If the IRS were to claim that my company's value included the mere
existence of those ideas, I would have quite a big problem.

> You don't mention if the stock is going to be restricted or not, but
> that's a big factor as well.  You don't mention whether or not the
> stock is going to be a separate class.  That's a factor.  You don't
> mention whether you are interested in electing to be taxed as an
> S-corporation.  Another factor.

There is just one class of common stock.  The reason given by Mancuso
in his incorporation book is that issuing stock in any but the
simplest manner requires filing a form with the State of California,
accompanied by a very sizable fee - in the thousands of dollars.

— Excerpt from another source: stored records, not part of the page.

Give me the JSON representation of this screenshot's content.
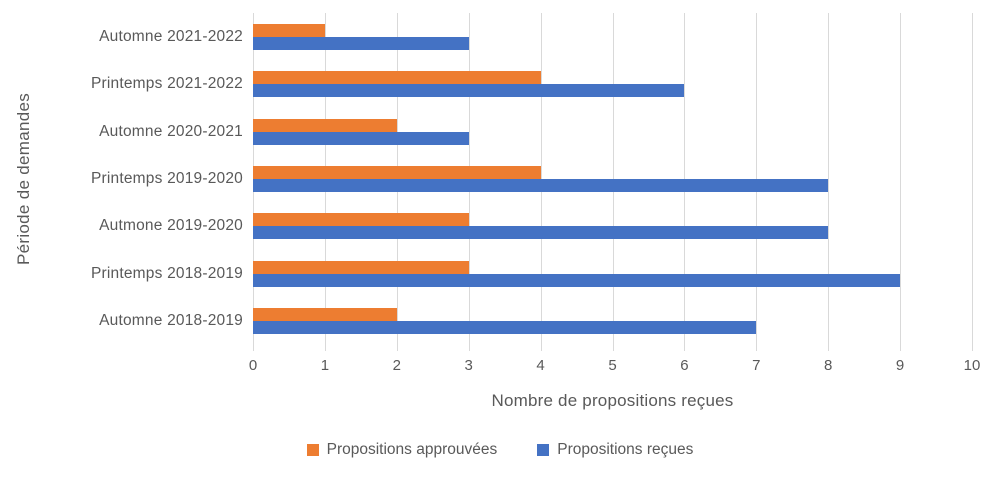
{
  "chart_data": {
    "type": "bar",
    "orientation": "horizontal",
    "categories": [
      "Automne 2021-2022",
      "Printemps 2021-2022",
      "Automne 2020-2021",
      "Printemps 2019-2020",
      "Autmone 2019-2020",
      "Printemps 2018-2019",
      "Automne 2018-2019"
    ],
    "series": [
      {
        "name": "Propositions approuvées",
        "color": "#ED7D31",
        "values": [
          1,
          4,
          2,
          4,
          3,
          3,
          2
        ]
      },
      {
        "name": "Propositions reçues",
        "color": "#4472C4",
        "values": [
          3,
          6,
          3,
          8,
          8,
          9,
          7
        ]
      }
    ],
    "xlabel": "Nombre de propositions reçues",
    "ylabel": "Période de demandes",
    "xlim": [
      0,
      10
    ],
    "xticks": [
      0,
      1,
      2,
      3,
      4,
      5,
      6,
      7,
      8,
      9,
      10
    ],
    "grid": true,
    "legend_position": "bottom"
  },
  "colors": {
    "gridline": "#D9D9D9",
    "axis_text": "#595959",
    "background": "#FFFFFF"
  }
}
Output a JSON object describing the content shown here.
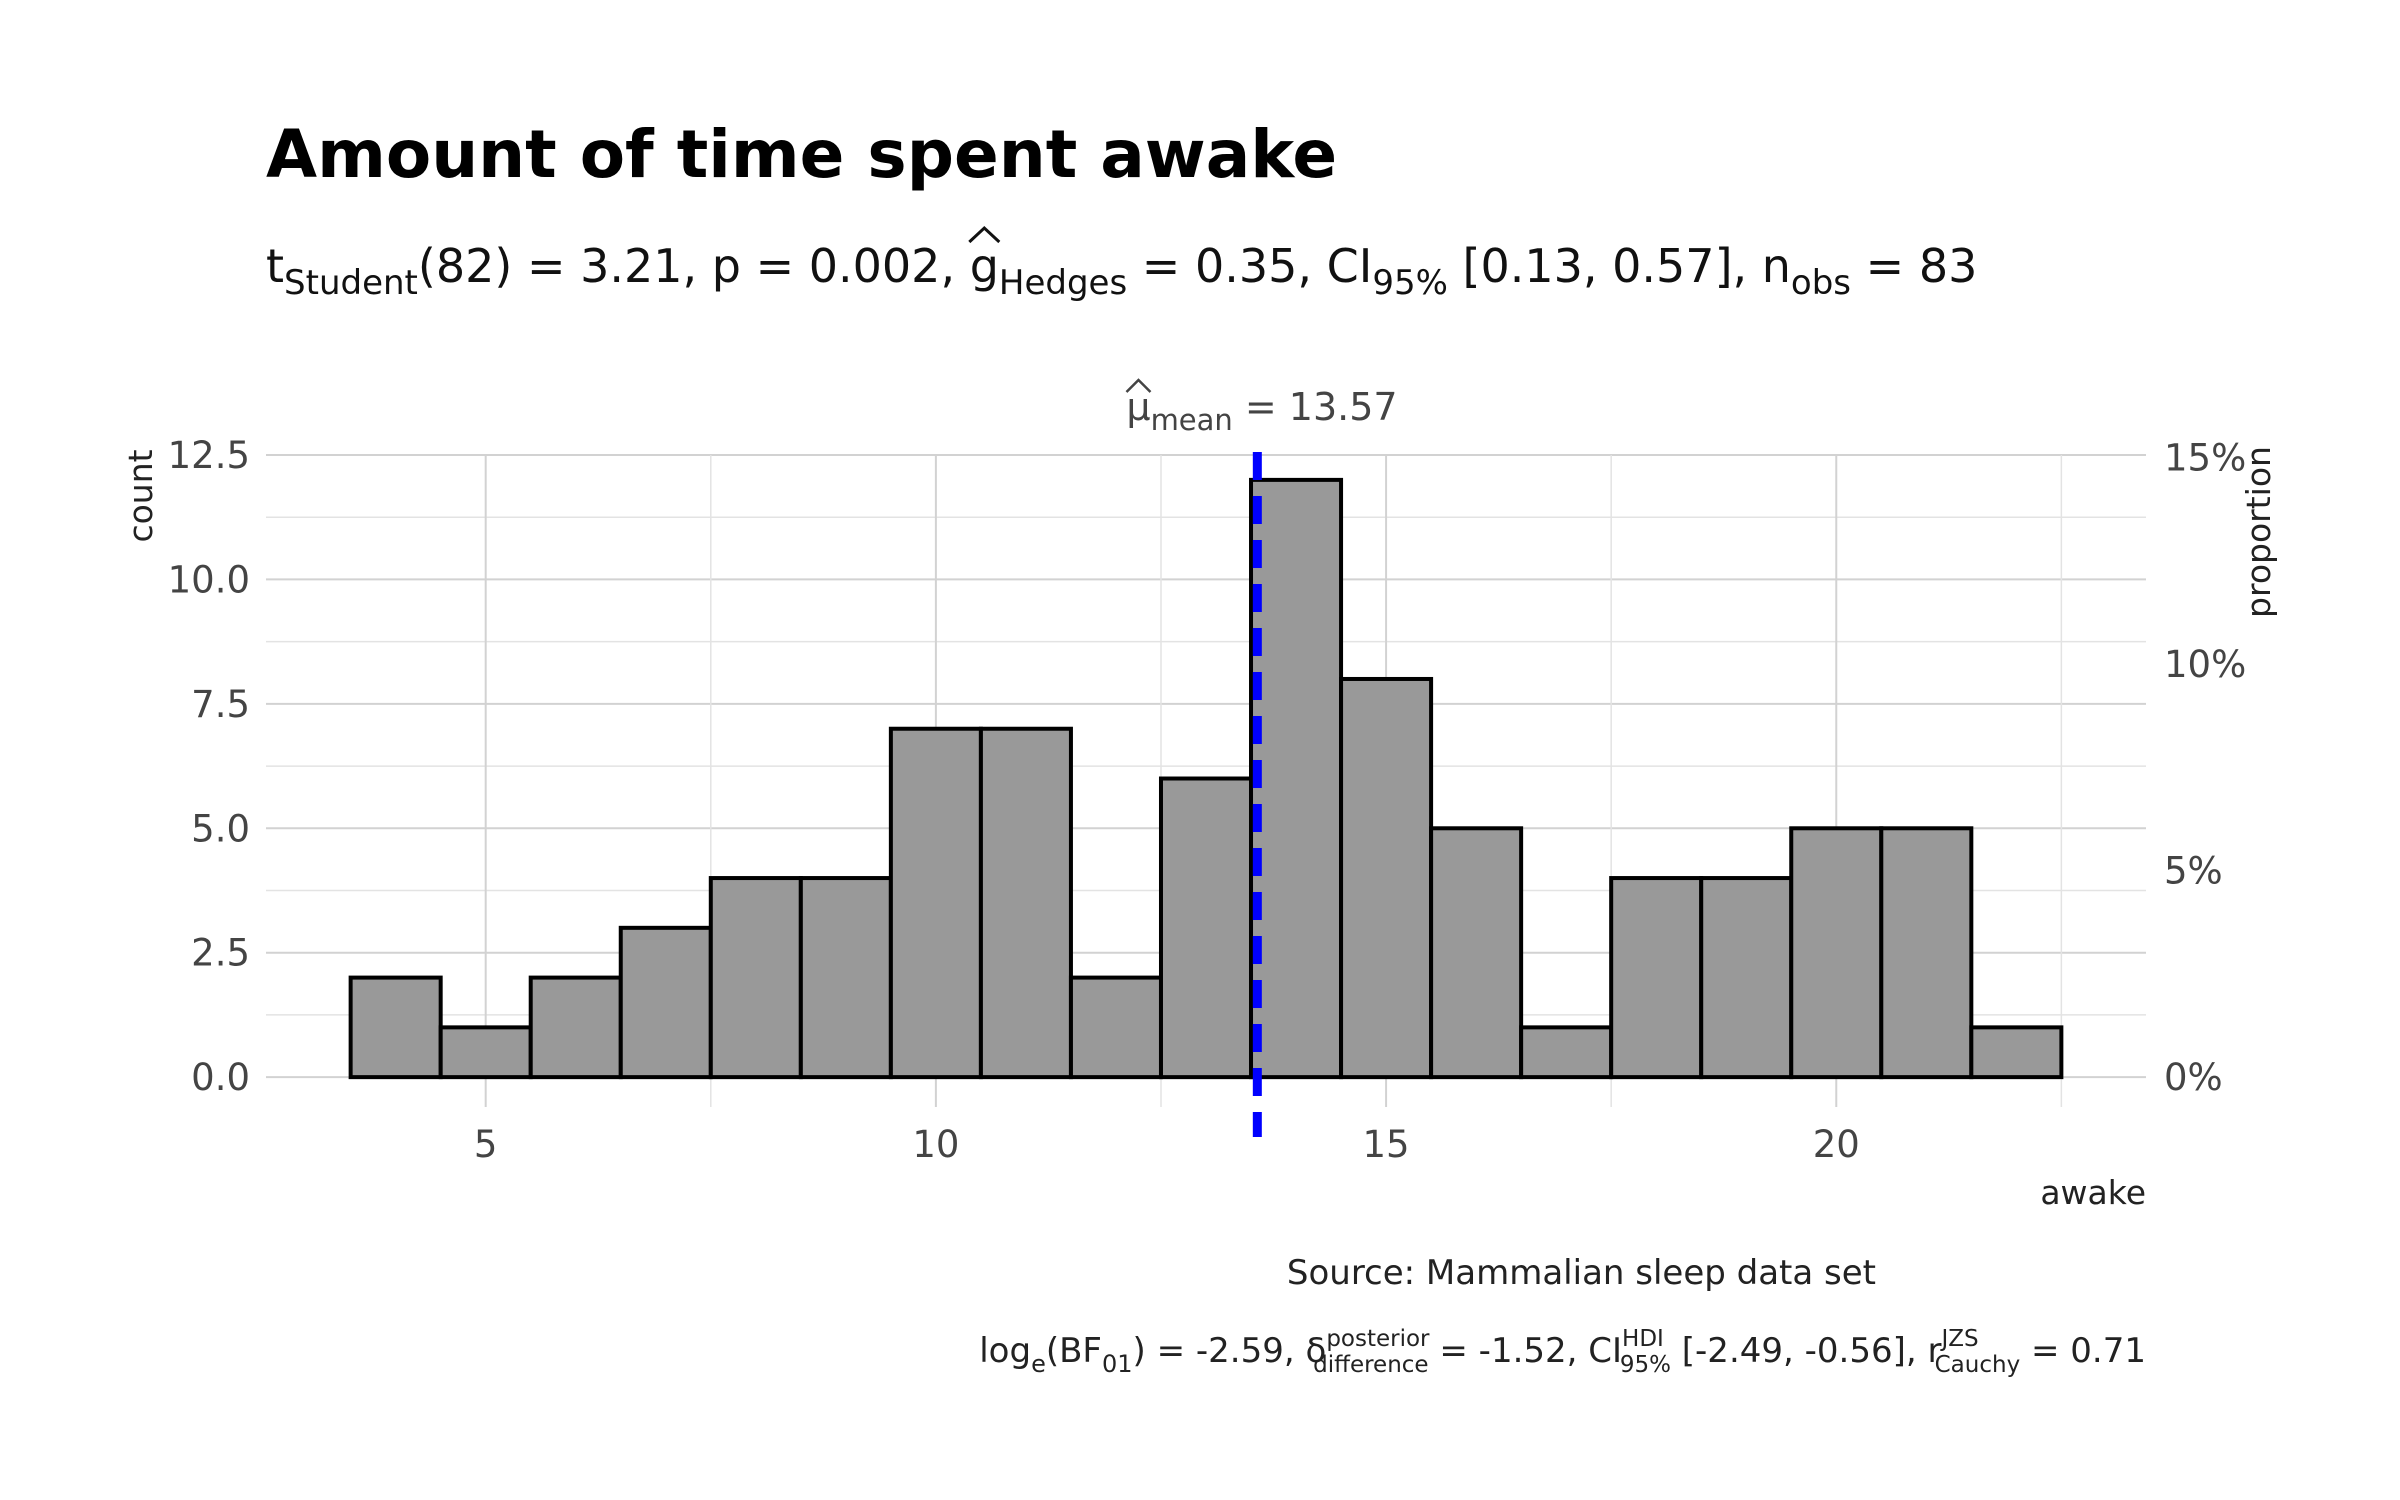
{
  "chart_data": {
    "type": "bar",
    "title": "Amount of time spent awake",
    "subtitle": {
      "t_label": "t",
      "t_sub": "Student",
      "t_df": "(82) = 3.21, p = 0.002, ",
      "g_label": "g",
      "g_sub": "Hedges",
      "g_value": " = 0.35, CI",
      "ci_sub": "95%",
      "ci_value": " [0.13, 0.57], n",
      "n_sub": "obs",
      "n_value": " = 83"
    },
    "xlabel": "awake",
    "ylabel": "count",
    "y2label": "proportion",
    "xlim": [
      2.56,
      23.44
    ],
    "ylim": [
      -0.6,
      12.5
    ],
    "x_ticks": [
      5,
      10,
      15,
      20
    ],
    "x_tick_labels": [
      "5",
      "10",
      "15",
      "20"
    ],
    "y_ticks": [
      0,
      2.5,
      5,
      7.5,
      10,
      12.5
    ],
    "y_tick_labels": [
      "0.0",
      "2.5",
      "5.0",
      "7.5",
      "10.0",
      "12.5"
    ],
    "y2_ticks_percent": [
      0,
      5,
      10,
      15
    ],
    "y2_tick_labels": [
      "0%",
      "5%",
      "10%",
      "15%"
    ],
    "n_obs": 83,
    "bin_width": 1,
    "bin_centers": [
      4,
      5,
      6,
      7,
      8,
      9,
      10,
      11,
      12,
      13,
      14,
      15,
      16,
      17,
      18,
      19,
      20,
      21,
      22
    ],
    "counts": [
      2,
      1,
      2,
      3,
      4,
      4,
      7,
      7,
      2,
      6,
      12,
      8,
      5,
      1,
      4,
      4,
      5,
      5,
      1
    ],
    "bar_color": "#999999",
    "mean_value": 13.57,
    "mean_line_color": "#0000FF",
    "mean_label": {
      "mu": "μ",
      "sub": "mean",
      "value": " = 13.57"
    },
    "caption": "Source: Mammalian sleep data set",
    "bayes": {
      "log": "log",
      "log_sub": "e",
      "bf": "(BF",
      "bf_sub": "01",
      "bf_value": ") = -2.59, ",
      "delta": "δ",
      "delta_sup": "posterior",
      "delta_sub": "difference",
      "delta_value": " = -1.52, CI",
      "ci_sup": "HDI",
      "ci_sub": "95%",
      "ci_value": " [-2.49, -0.56], r",
      "r_sup": "JZS",
      "r_sub": "Cauchy",
      "r_value": " = 0.71"
    }
  }
}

I would be an S-corporation, but one of the stockholders lives in
England.  A company is only allowed to be an S-corporation if 95% of
the stock is held by US residents.

> And on the non-IRS side of things, there are all kinds of legal issues
> that come into play when you have more than one shareholder, which
> I'll just leave at that as it's not my area of expertise.

I will look into that.

> If you're willing to pay your employees and directors in IOUs
> denominated in dollars rather than outright stock (or promises of
> stock), that would be easier to account for.  They can always choose
> to buy stock with the IOUs later, after you've set things up for that.
>  But this may or may not be your decision - it's a business decision
> and not an accounting decision - it just happens to make the
> accounting a lot easier :).

That's a good idea.  I'll bring it up with my associates, hopefully
they will be OK with it.

Thanks for your help,

Mike
-- 
Don Quixote de la Mancha
quixote at dulcineatech.com
http://www.dulcineatech.com

   Dulcinea Technologies Corporation: Software of Elegance and Beauty.